On the festival day, the head of each family used to do ‘ilo mmuo’ first. This is a thanksgiving ritual to their ancestors in respect of the year’s harvest; lumps of pounded yam touched in soup with sumptuous pieces of fish were dropped for the deities to feed first before others could now begin the feast. Young men and women, dressed in their best clothes, walked around in the community according to age groups while visiting each of their families in turn to have meals of pounded yam with nsala or egusi soup with different kinds of fish; okro soup was hardly used for Otite, it was also almost a sacrilege not to use palm oil for your soup on that day. It was also during Otite that potential brides went to their future husbands’ houses, accompanied by their would-be brothers-in-law. The grown and elderly gathered round and feasted with dry gin and occasionally, palm wine while their wives brought food for them; they sang (iti abu) and did some rhythmical movements while hitting their legs on the ground in a strong and fanciful manner referred to as ‘izo oka’. Other activities followed until dusk. After Otite, it was then the season of plenty and people then ate mostly pounded yam and went less to the farm until ‘udummili’, the rainy season passes away.

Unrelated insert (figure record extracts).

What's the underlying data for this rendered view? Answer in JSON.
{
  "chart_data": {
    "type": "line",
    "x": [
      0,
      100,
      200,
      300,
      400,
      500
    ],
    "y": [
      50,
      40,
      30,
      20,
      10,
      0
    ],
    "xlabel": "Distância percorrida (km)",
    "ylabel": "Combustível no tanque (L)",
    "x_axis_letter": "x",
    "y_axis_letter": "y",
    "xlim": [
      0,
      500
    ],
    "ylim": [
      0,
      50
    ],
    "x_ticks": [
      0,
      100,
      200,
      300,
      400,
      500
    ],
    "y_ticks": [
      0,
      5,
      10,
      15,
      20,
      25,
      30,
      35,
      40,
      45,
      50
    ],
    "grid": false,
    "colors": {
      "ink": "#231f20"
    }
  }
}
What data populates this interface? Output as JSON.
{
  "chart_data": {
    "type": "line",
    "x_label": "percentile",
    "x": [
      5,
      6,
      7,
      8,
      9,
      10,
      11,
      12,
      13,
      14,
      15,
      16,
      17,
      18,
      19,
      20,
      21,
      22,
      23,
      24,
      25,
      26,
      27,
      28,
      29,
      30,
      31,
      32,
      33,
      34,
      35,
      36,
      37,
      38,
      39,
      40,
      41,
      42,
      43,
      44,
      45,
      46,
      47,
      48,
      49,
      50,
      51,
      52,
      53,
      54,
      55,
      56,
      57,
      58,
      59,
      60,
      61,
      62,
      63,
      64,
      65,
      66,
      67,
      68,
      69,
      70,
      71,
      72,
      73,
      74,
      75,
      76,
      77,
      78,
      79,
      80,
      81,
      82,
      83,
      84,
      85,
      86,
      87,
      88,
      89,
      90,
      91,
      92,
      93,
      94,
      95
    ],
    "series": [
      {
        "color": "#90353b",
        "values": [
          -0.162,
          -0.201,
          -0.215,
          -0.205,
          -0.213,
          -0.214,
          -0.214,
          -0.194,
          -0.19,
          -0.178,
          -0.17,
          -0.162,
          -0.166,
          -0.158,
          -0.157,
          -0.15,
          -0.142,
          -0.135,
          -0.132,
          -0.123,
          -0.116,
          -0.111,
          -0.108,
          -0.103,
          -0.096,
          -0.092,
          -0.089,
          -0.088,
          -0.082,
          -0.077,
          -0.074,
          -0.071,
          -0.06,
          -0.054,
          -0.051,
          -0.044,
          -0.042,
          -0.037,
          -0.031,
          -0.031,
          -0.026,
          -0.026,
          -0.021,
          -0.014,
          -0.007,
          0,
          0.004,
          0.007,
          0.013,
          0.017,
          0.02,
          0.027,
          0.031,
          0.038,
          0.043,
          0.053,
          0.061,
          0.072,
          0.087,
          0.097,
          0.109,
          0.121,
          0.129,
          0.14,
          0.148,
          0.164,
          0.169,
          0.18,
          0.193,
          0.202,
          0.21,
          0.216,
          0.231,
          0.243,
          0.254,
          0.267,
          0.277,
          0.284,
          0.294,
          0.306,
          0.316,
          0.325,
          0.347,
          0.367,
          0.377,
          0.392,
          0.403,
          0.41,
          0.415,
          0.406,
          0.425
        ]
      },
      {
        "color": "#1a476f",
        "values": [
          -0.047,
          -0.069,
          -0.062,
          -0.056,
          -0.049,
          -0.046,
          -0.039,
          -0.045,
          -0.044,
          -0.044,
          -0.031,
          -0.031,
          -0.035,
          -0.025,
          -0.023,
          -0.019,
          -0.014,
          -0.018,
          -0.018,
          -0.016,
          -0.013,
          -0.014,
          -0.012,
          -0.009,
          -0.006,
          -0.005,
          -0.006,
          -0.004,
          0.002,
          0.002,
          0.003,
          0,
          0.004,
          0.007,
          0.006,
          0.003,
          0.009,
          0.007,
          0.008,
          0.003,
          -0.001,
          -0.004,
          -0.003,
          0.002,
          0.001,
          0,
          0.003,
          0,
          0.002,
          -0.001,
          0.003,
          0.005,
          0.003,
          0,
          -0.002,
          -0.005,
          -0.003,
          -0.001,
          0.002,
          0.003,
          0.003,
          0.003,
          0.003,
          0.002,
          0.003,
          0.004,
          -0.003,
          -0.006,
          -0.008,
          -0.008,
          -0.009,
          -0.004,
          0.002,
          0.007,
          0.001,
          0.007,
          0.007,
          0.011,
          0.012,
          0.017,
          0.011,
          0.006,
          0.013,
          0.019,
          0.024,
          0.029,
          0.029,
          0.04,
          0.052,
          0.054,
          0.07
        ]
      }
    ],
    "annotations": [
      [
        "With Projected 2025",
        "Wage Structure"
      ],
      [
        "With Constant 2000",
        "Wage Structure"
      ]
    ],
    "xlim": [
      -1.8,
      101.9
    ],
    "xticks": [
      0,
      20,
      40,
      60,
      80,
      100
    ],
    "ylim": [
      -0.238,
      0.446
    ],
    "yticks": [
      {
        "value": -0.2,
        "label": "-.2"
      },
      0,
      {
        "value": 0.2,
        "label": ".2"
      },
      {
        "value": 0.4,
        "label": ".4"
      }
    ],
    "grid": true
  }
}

Like most other cultures and traditions, there has been a tremendous decline in the involvement of people in the festival; this is mainly due to globalization/civilization coupled with the religious orientation that now sees most of the rituals as heathen and not of God. There are, therefore, a few amendments to it. Succinctly put, there are two major amendments to the festival which has unconsciously but steadily become the norm; the first being the date of the festival. It still falls into August and an eke market day but now has to be on a Sunday referred to as ‘uka eke’. Therefore, the ‘uka eke’ of August of every year is ‘Otite Anam’. However, in the case whereby two ‘uka ekes’ occur in August, the first one becomes the date; this rarely occurs, though.

Secondly, the ‘nkwaje ive otite’ is now hardly respected as it is only a few that presently send stuffs to their parents during the festival period and when done, the gifts do not come in the original manner as they monetize them. Also, during the festival, people now consume more of lager beer drinks than local gin and palm wine; some families even cook rice and stew with chicken, turkey and goat meat replacing fish. Of due significance, also, is the fact that people now hardly observe the ritual of ‘ilo mmuo’ as they are now predominantly Christians. Rural-Urban migration is also a factor affecting Otite Anam’ in particular and Anam cultures in general as there are presently many Anam sons and daughters born and bred outside Anam.

Considering the fact that there’s a steady decline in our cultural orientation, which is about to get worse as exploration activities have already begun in the area, there is an increasing need for a total cultural rejuvenation so as to retain the identity of the people and harness the tourism potentials of Anam. This has to start with the community leaders creating more awareness about the festival. The traditional rulers should, as a matter of urgency, make it a public event when they are doing their ‘ilo mmuo’. They should be able to use that medium to address the public on the natural endowments of the community and what the state would gain from the untapped tourism potentials. For example, the government can key into the fishing festival referred to in Anam as ‘mgbabo oku’.Also, the various presidents and the entire EXCOs of the Anam People’s Assembly (APA) at home and in the diaspora should always mark ‘Otite Anam’ festival in grand style wherever they are and if possible, send down representatives annually to mark it at home.

With these and a few other strategies, the public/government attention will be drawn to the neglected area that houses most of the farm produce in Anambra State and as discovered recently, part of the hydrocarbon base of the state.